How to Beat Insomnia


By Bailey Shelden

Insomnia is something most adults will experience at some point in their life. Whether it is not being able to fall asleep or waking up multiple times during the night, everyone can agree not being able to sleep properly sucks. Adults need around eight hours of sleep a night. Insomnia can make that rather difficult.

Thankfully, most people will experience short-term insomnia. Short-term or acute insomnia is usually connected to a recent event that has left its mark and left you unable to sleep. This type of insomnia normally lasts a few days or weeks, but eventually goes away. There is also long-term, or chronic, insomnia which can last for months or even years.

With either type of insomnia, there is always the possibility that insomnia is just a side-effect of a different problem. According to the National Sleep Foundation, insomnia can be caused by allergies, body pain, mental health disorders and even asthma. Working to fix the base issue will likely help with insomnia, though sometimes insomnia itself is the primary problem. Luckily, there are many ways to deal with all types of insomnia.

First, examine your life. If you are going through an especially stressful time there is a good chance stress is keeping you awake at night. Working to address the causes of stress may get you back to sleeping. If you have recently changed bedtime routines or just arrived in a new time zone, give your body a few weeks to adjust to the new routine. Bad sleep habits can also be keeping you awake. As much as we all love TV, computers and our phones, they can interfere with our body’s natural sleep cycle if viewed in the hours before sleep. Other bad habits include eating too much before bed, consuming too much caffeine during the day, napping during the day and being in an uncomfortable sleeping environment.

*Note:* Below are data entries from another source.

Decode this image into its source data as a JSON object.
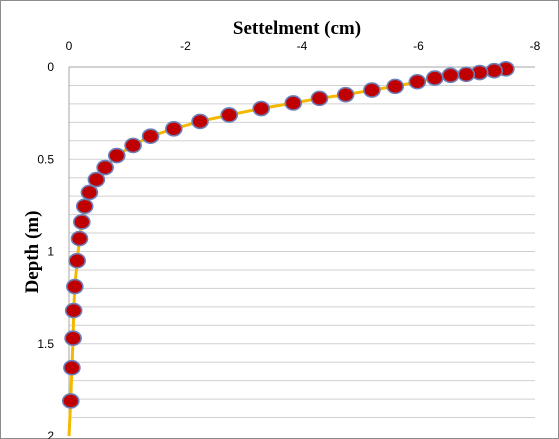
{
  "chart_data": {
    "type": "line",
    "title": "",
    "xlabel": "Settelment (cm)",
    "ylabel": "Depth (m)",
    "xlim": [
      0,
      -8
    ],
    "ylim": [
      0,
      2
    ],
    "x_ticks": [
      "0",
      "-2",
      "-4",
      "-6",
      "-8"
    ],
    "y_ticks": [
      "0",
      "0.5",
      "1",
      "1.5",
      "2"
    ],
    "x_axis_position": "top",
    "y_axis_reversed": true,
    "grid": "horizontal",
    "legend": "none",
    "series": [
      {
        "line_color": "#f5b800",
        "marker_color": "#c00000",
        "marker_edge": "#6b7fb8",
        "points": [
          {
            "x": -7.5,
            "y": 0.01
          },
          {
            "x": -7.3,
            "y": 0.02
          },
          {
            "x": -7.05,
            "y": 0.03
          },
          {
            "x": -6.82,
            "y": 0.04
          },
          {
            "x": -6.55,
            "y": 0.045
          },
          {
            "x": -6.28,
            "y": 0.06
          },
          {
            "x": -5.98,
            "y": 0.08
          },
          {
            "x": -5.6,
            "y": 0.105
          },
          {
            "x": -5.2,
            "y": 0.125
          },
          {
            "x": -4.75,
            "y": 0.15
          },
          {
            "x": -4.3,
            "y": 0.17
          },
          {
            "x": -3.85,
            "y": 0.195
          },
          {
            "x": -3.3,
            "y": 0.225
          },
          {
            "x": -2.75,
            "y": 0.26
          },
          {
            "x": -2.25,
            "y": 0.295
          },
          {
            "x": -1.8,
            "y": 0.335
          },
          {
            "x": -1.4,
            "y": 0.375
          },
          {
            "x": -1.1,
            "y": 0.425
          },
          {
            "x": -0.82,
            "y": 0.48
          },
          {
            "x": -0.62,
            "y": 0.545
          },
          {
            "x": -0.47,
            "y": 0.61
          },
          {
            "x": -0.35,
            "y": 0.68
          },
          {
            "x": -0.27,
            "y": 0.755
          },
          {
            "x": -0.22,
            "y": 0.84
          },
          {
            "x": -0.18,
            "y": 0.93
          },
          {
            "x": -0.14,
            "y": 1.05
          },
          {
            "x": -0.1,
            "y": 1.19
          },
          {
            "x": -0.08,
            "y": 1.32
          },
          {
            "x": -0.07,
            "y": 1.47
          },
          {
            "x": -0.05,
            "y": 1.63
          },
          {
            "x": -0.03,
            "y": 1.81
          }
        ]
      }
    ]
  }
}
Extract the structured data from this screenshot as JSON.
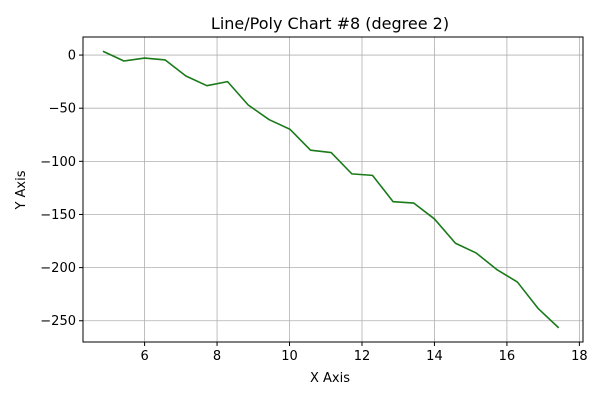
{
  "chart_data": {
    "type": "line",
    "title": "Line/Poly Chart #8 (degree 2)",
    "xlabel": "X Axis",
    "ylabel": "Y Axis",
    "xlim": [
      4.3,
      18.1
    ],
    "ylim": [
      -270,
      17
    ],
    "xticks": [
      6,
      8,
      10,
      12,
      14,
      16,
      18
    ],
    "yticks": [
      0,
      -50,
      -100,
      -150,
      -200,
      -250
    ],
    "grid": true,
    "line_color": "#1a7a1a",
    "series": [
      {
        "x": [
          4.85,
          5.43,
          6.0,
          6.57,
          7.14,
          7.72,
          8.29,
          8.86,
          9.44,
          10.01,
          10.58,
          11.15,
          11.72,
          12.29,
          12.86,
          13.43,
          14.0,
          14.58,
          15.15,
          15.72,
          16.29,
          16.86,
          17.43
        ],
        "y": [
          3.6,
          -5.6,
          -2.8,
          -4.6,
          -19.7,
          -28.8,
          -25.0,
          -47.0,
          -60.8,
          -69.8,
          -89.5,
          -91.7,
          -111.8,
          -113.2,
          -138.0,
          -139.3,
          -154.2,
          -177.1,
          -186.2,
          -201.8,
          -213.6,
          -238.4,
          -256.7
        ]
      }
    ]
  }
}
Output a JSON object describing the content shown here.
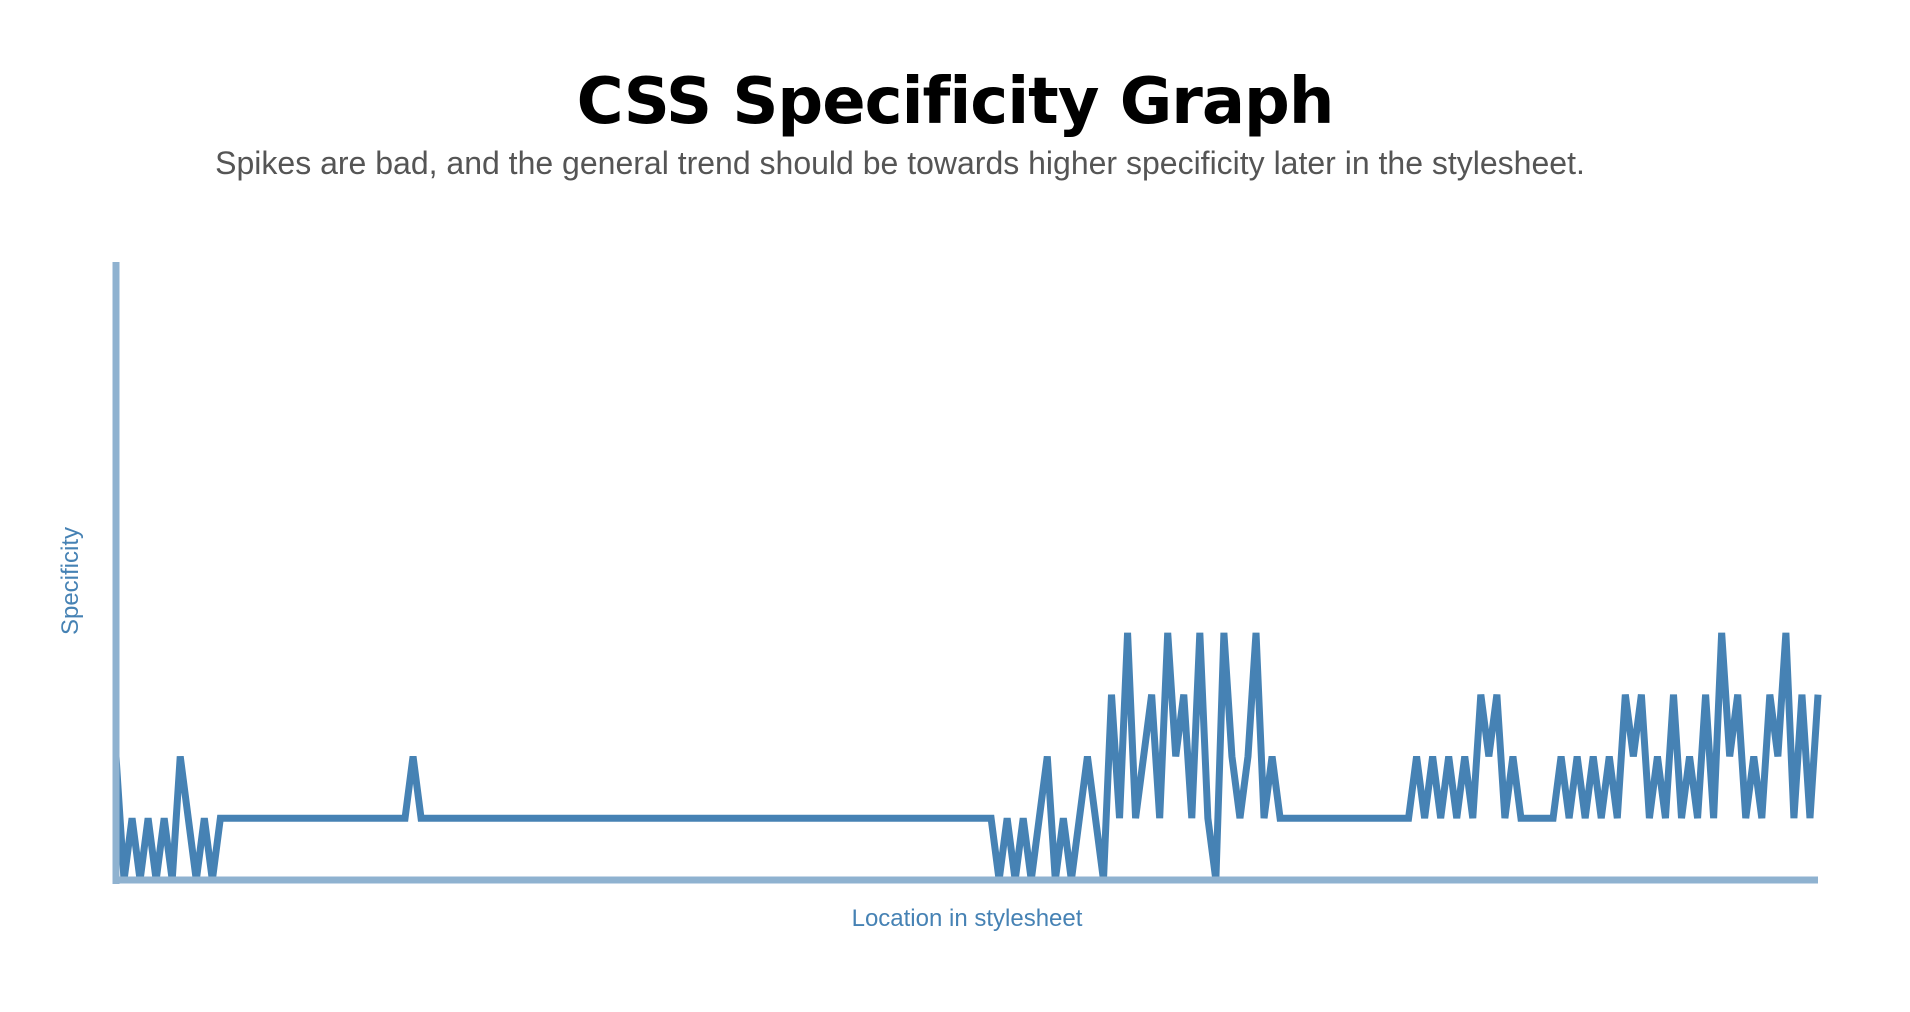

The next place to look is where you are trying to sleep. It is common knowledge that bright lights and loud noises will keep us awake, but there are other environmental factors that cause insomnia. Using your bed for things other than sleeping can warp how your brain views the bed. Using your bed as a place for eating or work can mean your brain thinks it needs to be more awake in case you are going to work or eat. Try and reserve your bed for only bedtime activities.

If your insomnia persists after adjusting bad habits or getting through a stressful time, there are other home remedies worth trying. The old trick of a warm cup of milk before bed actually holds merit. Dr. Jeanne Duffy says the warm glass of milk helps your body fall into a routine so long as you maintain it. Duffy also suggests lavender scents to help decrease anxiety and promote relaxation. Try combining a bath with lavender scents for an even more relaxing night.

For insomnia not solved with at-home remedies, talk with a doctor to find the best sleeping solution for you. Chronic insomnia can be very difficult to manage alone, so seeking a professional opinion is encouraged. Sleep is far too important to put off fixing. The Mayo Clinic states that problems sleeping can impact your performance professionally, leave you with slower reaction times and can even put you at risk for mental health issues.

So no matter the cause, insomnia can greatly affect your life if left untreated. Find a routine that helps you fall asleep and stick with it. If you find you are still plagued by sleepless nights, find a doctor so you can enjoy your Zs again.